Le Gouvernement de la République française notifiera à chacune des Parties contractantes la date d'entrée en vigueur de la Convention.
Artikel XXXV
Tout État peut, au moment de la signature, de la ratification ou à tout autre moment, déclarer, par notification adressée au Gouvernement de la République française, que la présente Convention est applicable à tout ou partie des territoires qu'il représente sur le plan international.
La présente Convention s'appliquera au territoire ou aux territoires désignés dans la notification à partir du trentième jour qui suit la date à laquelle le Gouvernement de la République française aura reçu la notification.
Le Gouvernement de la République française transmettra cette notification aux autres Gouvernements.
Artikel XXXVI
La présente Convention est conclue pour une période de douze années à compter de sa première entrée en vigueur.
Elle restera par la suite en vigueur pour une période de six ans et ainsi de suite entre les Parties contractantes qui ne l'auront pas dénoncée six mois au moins avant l'expiration du terme.
La dénonciation se fera par notification écrite adressée au Gouvernement de la République française qui en avisera les Parties contractantes.
Artikel XXXVII
L'Organisation pourra être dissoute par décision de la Conférence, pour autant que les délégués soient, au moment du vote, munis des „pleins pouvoirs” à cet effet.
Artikel XXXVIII
Si le nombre des parties à la présente Convention se trouve ramené à moins de seize, la Conférence pourra consulter les États membres sur le point de savoir s'il y a lieu de considérer la Convention comme caduque.
Artikel XXXIX
La Conférence peut recommander aux Parties contractantes des amendements à la présente Convention.
Toute Partie contractante acceptant un amendement notifiera par écrit son acceptation au Gouvernement de la République française qui avisera les autres Parties contractantes de la réception de la notification d'acceptation.
Un amendement entrera en vigueur trois mois après que les notifications d'acceptation de toutes les Parties contractantes auront été reçues par le Gouvernement de la République française.

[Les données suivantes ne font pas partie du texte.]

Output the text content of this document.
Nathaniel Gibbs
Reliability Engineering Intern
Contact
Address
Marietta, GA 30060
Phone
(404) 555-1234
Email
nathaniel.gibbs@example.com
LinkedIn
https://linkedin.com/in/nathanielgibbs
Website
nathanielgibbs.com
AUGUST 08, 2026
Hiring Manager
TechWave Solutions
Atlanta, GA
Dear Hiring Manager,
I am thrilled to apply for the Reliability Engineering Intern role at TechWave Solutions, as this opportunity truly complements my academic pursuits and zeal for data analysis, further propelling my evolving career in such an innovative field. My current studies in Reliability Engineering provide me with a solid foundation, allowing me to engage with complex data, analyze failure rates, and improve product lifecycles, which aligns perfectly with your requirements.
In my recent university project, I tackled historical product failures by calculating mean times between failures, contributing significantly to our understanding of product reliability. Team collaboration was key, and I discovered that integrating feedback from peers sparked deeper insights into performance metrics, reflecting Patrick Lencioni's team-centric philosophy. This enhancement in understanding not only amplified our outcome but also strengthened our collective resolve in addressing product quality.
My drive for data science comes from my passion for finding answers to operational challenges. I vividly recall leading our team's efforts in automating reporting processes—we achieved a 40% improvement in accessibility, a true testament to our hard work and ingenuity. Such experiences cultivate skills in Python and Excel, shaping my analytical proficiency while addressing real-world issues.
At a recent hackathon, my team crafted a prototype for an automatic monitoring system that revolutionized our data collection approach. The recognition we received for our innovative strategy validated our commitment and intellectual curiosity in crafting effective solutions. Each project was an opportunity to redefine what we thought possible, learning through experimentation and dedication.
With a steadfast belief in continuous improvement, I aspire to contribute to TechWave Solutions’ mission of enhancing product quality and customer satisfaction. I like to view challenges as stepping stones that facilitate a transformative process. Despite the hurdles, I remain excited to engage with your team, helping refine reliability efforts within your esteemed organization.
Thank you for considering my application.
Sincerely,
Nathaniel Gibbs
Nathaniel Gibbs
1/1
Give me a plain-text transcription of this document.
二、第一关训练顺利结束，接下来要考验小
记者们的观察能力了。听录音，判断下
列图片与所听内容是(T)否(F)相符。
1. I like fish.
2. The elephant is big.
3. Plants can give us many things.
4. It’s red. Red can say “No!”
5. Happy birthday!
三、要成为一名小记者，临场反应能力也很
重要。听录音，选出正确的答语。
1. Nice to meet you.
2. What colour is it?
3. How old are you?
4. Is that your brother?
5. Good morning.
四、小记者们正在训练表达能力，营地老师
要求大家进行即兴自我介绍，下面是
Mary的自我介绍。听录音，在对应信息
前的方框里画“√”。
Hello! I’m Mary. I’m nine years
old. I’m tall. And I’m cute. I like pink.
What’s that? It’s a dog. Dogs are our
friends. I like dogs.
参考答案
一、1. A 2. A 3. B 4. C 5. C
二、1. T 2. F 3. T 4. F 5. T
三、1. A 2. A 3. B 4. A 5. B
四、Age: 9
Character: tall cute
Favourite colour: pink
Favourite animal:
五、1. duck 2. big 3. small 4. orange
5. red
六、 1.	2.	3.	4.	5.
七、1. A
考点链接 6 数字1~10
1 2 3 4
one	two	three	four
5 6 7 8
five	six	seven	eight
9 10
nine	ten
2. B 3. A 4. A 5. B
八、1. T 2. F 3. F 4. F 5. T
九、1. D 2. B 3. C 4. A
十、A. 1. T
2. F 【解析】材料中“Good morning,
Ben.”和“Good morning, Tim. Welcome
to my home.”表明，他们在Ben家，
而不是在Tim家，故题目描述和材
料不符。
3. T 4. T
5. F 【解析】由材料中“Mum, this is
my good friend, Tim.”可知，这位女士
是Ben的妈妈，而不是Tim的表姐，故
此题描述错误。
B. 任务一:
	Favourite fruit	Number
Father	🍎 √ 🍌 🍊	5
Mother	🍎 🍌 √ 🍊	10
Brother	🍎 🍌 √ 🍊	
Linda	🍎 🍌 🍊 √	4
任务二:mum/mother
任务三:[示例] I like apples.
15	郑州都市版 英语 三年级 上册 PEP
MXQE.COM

Lorsqu'un amendement aura été ainsi accepté par toutes les Parties contractantes, le Gouvernement de la République française en avisera toutes les autres Parties contractantes ainsi que les Gouvernements signataires en leur faisant connaître la date de son entrée en vigueur.
Après l'entrée en vigueur d'un amendement, aucun Gouvernement ne pourra ratifier la présente Convention ou y adhérer sans accepter également cet amendement.
Artikel XL
La présente Convention sera rédigée en langue française en un seul original, qui sera déposé dans les archives du Gouvernement de la République française qui en délivrera des copies certifiées conformes à tous les Gouvernements signataires et adhérents.